Greater City Providence

ProJo: Providence City Council OKs tax treaty revision for Capitol Cove development


ProJo reports that the City Council has approved a tax-stabilization agreement for the Capitol Cove building in Capital Center. The building will continue to house Johnson & Wales dormitories but the developer hopes to build a 169-unit apartment building next door.

The City Council gave initial approval Wednesday night to change in a tax treaty with the new owners of the Capitol Cove complex on Canal Street to let the building continue as a rented college dormitory, a move the developers said was needed to get financing for a new 169-unit apartment project they want to build on a vacant lot next door.

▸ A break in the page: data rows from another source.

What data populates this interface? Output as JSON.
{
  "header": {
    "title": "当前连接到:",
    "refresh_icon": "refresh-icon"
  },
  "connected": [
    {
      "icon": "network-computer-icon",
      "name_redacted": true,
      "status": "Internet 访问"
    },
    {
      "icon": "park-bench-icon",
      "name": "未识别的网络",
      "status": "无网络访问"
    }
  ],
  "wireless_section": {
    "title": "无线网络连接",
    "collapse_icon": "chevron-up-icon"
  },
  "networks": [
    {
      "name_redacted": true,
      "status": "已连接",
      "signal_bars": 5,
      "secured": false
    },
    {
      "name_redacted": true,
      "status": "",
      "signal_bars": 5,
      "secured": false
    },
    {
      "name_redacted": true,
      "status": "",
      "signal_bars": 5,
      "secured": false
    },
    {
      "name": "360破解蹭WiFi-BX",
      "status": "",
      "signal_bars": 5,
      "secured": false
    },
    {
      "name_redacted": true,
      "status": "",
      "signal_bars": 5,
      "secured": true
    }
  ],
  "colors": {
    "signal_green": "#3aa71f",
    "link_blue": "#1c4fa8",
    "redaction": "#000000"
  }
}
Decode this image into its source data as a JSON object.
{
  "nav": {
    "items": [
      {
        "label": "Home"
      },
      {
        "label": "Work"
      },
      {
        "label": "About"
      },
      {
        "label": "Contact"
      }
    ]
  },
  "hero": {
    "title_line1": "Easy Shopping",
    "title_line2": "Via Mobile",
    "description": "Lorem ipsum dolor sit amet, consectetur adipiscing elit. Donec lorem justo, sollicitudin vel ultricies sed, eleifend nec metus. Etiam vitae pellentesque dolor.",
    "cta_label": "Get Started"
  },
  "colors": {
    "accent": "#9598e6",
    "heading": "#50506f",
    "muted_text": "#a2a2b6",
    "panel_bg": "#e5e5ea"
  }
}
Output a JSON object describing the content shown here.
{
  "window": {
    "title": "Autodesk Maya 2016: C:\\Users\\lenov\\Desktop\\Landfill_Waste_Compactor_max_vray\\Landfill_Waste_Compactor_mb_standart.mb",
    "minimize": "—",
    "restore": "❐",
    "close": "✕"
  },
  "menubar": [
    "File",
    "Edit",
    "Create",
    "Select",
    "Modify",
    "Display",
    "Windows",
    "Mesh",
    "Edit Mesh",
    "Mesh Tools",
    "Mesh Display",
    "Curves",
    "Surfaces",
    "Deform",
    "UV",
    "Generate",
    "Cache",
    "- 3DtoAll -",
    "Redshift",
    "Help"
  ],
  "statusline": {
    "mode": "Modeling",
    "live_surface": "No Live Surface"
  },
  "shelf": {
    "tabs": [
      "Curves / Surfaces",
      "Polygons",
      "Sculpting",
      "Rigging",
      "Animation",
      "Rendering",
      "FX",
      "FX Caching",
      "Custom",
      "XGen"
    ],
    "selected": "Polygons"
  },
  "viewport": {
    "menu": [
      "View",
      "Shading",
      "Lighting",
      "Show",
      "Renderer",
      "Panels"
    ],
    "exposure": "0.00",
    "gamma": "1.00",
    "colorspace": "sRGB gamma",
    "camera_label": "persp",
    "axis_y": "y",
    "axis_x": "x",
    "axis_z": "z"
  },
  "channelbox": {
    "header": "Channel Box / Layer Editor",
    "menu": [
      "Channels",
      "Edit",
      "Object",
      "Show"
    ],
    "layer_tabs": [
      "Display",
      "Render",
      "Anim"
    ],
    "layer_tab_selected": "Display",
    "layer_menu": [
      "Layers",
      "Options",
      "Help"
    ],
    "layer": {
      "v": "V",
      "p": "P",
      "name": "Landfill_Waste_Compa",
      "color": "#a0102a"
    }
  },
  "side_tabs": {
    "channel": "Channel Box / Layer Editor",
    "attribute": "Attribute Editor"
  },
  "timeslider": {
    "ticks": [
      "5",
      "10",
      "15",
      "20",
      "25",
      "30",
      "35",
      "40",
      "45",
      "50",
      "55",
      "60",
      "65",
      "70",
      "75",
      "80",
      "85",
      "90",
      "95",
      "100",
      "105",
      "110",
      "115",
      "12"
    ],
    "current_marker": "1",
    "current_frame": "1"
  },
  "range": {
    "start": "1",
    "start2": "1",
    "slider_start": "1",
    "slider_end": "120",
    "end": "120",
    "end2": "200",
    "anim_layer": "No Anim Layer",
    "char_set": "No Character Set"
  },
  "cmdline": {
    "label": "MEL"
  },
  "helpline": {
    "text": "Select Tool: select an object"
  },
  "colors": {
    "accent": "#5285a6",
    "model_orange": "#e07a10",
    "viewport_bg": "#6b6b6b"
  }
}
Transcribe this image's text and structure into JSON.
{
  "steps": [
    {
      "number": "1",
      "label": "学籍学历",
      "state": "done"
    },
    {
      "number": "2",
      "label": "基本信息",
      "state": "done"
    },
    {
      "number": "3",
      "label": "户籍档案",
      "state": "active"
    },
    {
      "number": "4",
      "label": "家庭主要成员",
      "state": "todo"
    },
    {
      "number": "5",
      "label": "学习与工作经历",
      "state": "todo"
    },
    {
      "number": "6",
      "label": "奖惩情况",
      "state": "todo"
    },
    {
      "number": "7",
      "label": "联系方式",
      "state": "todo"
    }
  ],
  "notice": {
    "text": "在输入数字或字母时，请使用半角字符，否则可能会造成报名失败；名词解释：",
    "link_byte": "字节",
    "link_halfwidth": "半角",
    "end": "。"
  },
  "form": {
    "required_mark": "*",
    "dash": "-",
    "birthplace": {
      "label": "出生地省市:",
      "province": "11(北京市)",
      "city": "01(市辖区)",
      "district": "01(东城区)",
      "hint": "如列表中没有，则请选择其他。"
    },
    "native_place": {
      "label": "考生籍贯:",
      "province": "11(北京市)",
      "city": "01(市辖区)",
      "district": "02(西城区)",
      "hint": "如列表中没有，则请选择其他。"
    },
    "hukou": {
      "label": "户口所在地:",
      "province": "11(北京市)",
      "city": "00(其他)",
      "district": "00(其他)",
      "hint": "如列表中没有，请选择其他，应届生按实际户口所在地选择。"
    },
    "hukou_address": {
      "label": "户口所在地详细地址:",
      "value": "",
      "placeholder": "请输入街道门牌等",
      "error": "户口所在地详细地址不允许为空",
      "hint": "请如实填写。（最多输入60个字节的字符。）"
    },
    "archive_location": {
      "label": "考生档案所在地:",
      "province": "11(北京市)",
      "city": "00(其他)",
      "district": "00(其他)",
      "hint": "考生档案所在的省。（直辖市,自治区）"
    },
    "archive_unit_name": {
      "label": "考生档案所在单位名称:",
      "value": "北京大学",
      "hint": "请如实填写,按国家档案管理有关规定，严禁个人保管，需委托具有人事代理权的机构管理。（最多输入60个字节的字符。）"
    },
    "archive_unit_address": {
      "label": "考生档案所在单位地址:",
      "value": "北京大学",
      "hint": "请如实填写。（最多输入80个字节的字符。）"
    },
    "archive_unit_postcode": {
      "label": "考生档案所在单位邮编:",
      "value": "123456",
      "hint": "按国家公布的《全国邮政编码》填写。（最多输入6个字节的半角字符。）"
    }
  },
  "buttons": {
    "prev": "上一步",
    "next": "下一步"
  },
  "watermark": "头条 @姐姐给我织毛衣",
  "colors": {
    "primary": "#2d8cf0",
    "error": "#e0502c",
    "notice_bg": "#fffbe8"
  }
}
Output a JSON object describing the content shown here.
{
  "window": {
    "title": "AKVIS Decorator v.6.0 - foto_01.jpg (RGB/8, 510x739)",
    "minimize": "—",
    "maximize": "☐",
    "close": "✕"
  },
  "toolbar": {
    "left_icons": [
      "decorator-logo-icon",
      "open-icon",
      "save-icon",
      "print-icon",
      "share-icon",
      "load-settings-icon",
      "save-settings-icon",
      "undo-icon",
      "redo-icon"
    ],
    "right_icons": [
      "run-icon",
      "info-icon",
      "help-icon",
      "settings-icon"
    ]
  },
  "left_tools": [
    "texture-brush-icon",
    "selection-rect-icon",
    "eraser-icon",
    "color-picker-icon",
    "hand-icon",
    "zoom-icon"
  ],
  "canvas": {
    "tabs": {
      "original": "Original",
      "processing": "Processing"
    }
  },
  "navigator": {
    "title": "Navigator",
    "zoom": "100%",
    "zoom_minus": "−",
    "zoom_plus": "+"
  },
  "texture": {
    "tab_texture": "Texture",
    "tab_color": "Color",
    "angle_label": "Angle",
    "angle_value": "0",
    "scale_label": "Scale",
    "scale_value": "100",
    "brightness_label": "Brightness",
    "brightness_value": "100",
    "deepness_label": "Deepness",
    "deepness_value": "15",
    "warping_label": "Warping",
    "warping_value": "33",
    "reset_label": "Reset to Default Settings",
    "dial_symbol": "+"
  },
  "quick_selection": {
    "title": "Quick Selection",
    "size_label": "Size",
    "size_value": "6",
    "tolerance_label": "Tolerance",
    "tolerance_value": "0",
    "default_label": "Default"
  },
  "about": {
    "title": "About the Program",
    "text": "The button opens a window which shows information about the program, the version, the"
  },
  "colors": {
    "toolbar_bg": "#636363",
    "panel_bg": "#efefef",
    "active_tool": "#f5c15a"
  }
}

Added to the 134-units the owners of the Regency are planning and the real estate market appears to be showing signs of recovery in Providence.

Jef Nickerson

Jef is Greater City Providence's co-founder, editor, and publisher. He grew up on Cape Cod and lived in Boston; Portland, Maine; and New York before settling in Providence. In addition to urbanism, Jef is interested in art, design, and ice cream. Please feel free to contact Jef if you have any question or comments about Greater City Providence.


  • Call me a cynic, but this doesn’t mean anything good. The problem with these apartments and the garden city ones is that they’re horribly overpriced. Regency and the Foundry charge over a $1,000 per month for studios, which isn’t affordable at all. Waterplace park isn’t even full. Where are these high end renters going to come from with a shortage of jobs in town?

    It’s a pipe dream built on speculation.

  • Actually, downtown has a 90%+ occupancy rate, most buildings are basically 100% occupied with apartments rented to new tenants before old ones vacate. Yup, there are $1,000 studios, there’s even a few apartments downtown over $4,000 per month, and they are all rented every month.

    Waterplace is not an apartment building, it is a condo building, and last I heard less than 10 units were still available.

    There is big demand for downtown apartments, it is funding the construction of them that is difficult.

  • The Cove, as it was originally built, was built as condos. They did nothing to help the needed growth in rentals. Unlike both New Haven and Hartford, there are no high rise rentals in Providence. New Haven has an abundance of rentals in buildings 4-10 stories high. Mainly because of Yale and the fact the more Connecticut residents are used to apt. building living. This is a NYC effect, especially from New Haven to Stamford. It is time for new apt construction in Providence. While it is nice that older buildings have been transformed to apt complexes there is a pent up need in downtown Providence for new apt construction of any height, both for the melliniums and retired baby boomers who no longer want to own.